In “Scream,” Jamie Kennedy’s Randy felt like he was in a scary movie. Then Gail Weathers (Cox) wrote a book, and that became the movie “Stab,” which is the movie-within-a-movie in “Scream 2.” Taking the next leap in meta-ness, a character in “Scream 4” is documenting this latest string of Ghostface killings in Woodsboro with a headset webcam. Why wait for a book and then a movie when you can see everything as it is happening? We’re living in the future, and “Scream 4” recognizes that by commenting not only on the instant-but-shallower communication of webcams, but also the instant-but-shallower fame of reality TV and tabloid magazine stardom.
Still, those layers are just something for movie geeks and critics to talk about. At its core, “Scream 4” really hasn’t advanced much beyond “Scream.” What was once scary is now going through the motions, and what was once surprisingly clever is now expectedly clever.
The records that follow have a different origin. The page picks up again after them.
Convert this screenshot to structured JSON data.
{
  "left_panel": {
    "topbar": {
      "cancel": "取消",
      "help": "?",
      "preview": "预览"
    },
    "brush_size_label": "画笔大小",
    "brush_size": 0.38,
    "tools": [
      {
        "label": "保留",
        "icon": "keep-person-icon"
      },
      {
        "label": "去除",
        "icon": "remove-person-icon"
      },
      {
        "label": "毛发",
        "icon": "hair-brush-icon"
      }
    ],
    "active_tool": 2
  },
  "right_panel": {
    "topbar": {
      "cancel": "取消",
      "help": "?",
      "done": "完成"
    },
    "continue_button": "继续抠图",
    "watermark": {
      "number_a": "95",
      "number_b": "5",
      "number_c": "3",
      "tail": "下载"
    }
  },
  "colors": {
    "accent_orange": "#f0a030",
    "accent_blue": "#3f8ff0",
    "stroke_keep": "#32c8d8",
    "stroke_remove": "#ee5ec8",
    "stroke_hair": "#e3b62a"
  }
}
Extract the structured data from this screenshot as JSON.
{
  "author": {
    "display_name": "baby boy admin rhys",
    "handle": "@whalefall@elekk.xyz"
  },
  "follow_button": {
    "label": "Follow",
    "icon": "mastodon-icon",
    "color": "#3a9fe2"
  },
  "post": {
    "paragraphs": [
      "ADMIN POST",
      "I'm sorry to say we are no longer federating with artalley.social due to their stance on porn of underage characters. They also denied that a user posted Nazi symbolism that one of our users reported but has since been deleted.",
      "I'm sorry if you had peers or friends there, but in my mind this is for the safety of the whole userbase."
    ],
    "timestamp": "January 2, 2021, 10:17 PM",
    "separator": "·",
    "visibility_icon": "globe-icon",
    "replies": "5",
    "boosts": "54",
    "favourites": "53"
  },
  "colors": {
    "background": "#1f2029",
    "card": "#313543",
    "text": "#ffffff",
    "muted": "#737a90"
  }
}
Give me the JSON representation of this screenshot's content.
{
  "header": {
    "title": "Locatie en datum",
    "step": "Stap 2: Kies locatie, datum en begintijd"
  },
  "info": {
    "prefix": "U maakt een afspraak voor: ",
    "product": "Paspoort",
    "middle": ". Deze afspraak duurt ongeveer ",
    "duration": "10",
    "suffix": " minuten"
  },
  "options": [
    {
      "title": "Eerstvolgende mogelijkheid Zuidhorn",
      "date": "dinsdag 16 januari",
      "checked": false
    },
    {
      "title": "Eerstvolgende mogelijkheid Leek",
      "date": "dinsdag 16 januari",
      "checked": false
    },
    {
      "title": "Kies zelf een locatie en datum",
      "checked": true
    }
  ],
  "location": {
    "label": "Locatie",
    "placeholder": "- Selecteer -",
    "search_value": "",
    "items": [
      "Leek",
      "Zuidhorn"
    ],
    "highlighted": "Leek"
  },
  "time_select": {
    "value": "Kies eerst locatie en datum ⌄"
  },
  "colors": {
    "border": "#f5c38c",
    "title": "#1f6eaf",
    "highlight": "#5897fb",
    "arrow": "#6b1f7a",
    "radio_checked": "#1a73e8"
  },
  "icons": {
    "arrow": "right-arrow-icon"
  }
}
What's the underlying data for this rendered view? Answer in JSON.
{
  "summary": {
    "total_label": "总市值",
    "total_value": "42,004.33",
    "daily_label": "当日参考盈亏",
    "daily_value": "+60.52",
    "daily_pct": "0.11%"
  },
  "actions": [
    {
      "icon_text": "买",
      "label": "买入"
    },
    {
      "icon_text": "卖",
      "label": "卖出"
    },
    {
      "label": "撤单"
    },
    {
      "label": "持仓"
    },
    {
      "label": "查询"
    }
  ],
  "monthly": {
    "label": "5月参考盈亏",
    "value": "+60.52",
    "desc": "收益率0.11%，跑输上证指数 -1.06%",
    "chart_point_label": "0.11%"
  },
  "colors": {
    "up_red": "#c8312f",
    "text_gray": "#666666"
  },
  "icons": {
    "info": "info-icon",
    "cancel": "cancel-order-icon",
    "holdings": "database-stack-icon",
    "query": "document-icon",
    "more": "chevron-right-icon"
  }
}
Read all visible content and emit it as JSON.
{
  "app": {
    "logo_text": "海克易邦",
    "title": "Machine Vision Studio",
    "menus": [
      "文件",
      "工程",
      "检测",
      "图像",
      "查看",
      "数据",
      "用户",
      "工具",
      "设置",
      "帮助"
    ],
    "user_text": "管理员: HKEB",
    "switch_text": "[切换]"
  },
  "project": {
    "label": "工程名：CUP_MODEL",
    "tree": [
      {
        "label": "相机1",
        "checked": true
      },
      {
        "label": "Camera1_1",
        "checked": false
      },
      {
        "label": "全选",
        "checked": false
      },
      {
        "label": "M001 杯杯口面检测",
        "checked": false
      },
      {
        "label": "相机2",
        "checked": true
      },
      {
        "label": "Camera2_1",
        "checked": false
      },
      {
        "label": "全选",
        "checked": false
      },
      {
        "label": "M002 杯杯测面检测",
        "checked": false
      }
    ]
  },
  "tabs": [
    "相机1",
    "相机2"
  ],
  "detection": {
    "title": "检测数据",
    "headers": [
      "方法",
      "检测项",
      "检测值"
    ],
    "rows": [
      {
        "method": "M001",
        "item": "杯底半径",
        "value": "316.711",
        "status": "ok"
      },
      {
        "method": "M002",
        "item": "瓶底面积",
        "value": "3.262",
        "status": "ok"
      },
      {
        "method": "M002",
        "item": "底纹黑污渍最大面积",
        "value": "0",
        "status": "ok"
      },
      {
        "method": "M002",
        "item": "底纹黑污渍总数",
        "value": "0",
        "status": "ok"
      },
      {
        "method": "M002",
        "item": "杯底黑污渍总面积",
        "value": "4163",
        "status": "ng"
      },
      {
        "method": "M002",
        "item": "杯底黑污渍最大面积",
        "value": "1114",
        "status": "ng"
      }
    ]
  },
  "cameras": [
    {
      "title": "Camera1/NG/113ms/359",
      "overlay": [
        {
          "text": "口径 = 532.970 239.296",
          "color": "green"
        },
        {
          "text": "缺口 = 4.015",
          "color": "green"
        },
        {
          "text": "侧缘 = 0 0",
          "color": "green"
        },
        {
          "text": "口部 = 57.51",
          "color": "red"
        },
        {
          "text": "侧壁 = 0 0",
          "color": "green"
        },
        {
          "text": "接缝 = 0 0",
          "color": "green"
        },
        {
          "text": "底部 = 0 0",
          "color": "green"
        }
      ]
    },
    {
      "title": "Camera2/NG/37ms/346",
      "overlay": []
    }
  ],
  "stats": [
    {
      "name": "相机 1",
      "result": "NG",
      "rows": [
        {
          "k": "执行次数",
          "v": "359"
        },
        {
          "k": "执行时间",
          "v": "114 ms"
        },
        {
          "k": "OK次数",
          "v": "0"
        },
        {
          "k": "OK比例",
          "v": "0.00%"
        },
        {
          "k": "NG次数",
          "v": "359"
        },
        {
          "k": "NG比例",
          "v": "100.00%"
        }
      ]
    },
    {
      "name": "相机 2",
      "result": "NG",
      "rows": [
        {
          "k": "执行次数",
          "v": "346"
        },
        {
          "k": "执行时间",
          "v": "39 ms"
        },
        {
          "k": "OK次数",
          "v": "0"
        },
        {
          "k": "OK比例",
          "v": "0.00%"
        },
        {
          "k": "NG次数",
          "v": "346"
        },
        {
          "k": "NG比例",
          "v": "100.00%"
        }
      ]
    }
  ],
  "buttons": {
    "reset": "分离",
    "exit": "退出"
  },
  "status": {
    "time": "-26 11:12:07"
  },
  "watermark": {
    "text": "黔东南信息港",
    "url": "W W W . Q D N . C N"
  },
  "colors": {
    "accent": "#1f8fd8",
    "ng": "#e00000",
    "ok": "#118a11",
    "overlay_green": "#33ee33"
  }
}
Granted, I suppose someone seeing their first scary movie might find “Scream 4” scary, but while watching this movie and its characters (savvy, cynical and meta, rather than naïve and innocent), it’s hard to imagine such a person exists (of course they do, although I imagine the age at which kids are first scared by a horror film has gradually dropped over the years). Furthermore, I like to think that I am not so cynical that I can’t be scared by a movie anymore; “Scream 4” didn’t scare me (it did strike me a quite violent, though, so the franchise still has that going for it, I suppose).
There is one major saving grace to “Scream 4”: At least they made a “shriekquel” rather than a “screammake” (terms copyrighted by one of the characters in the movie). At least they moved the story of Sidney, Gail and Dewey — and the discussion of how we view horror films — forward a bit rather than literally remaking “Scream.” Because you know someone somewhere in Hollywood likes the idea (or rather, the commercial prospect) of remaking “Scream,” even after only 15 fast-moving years.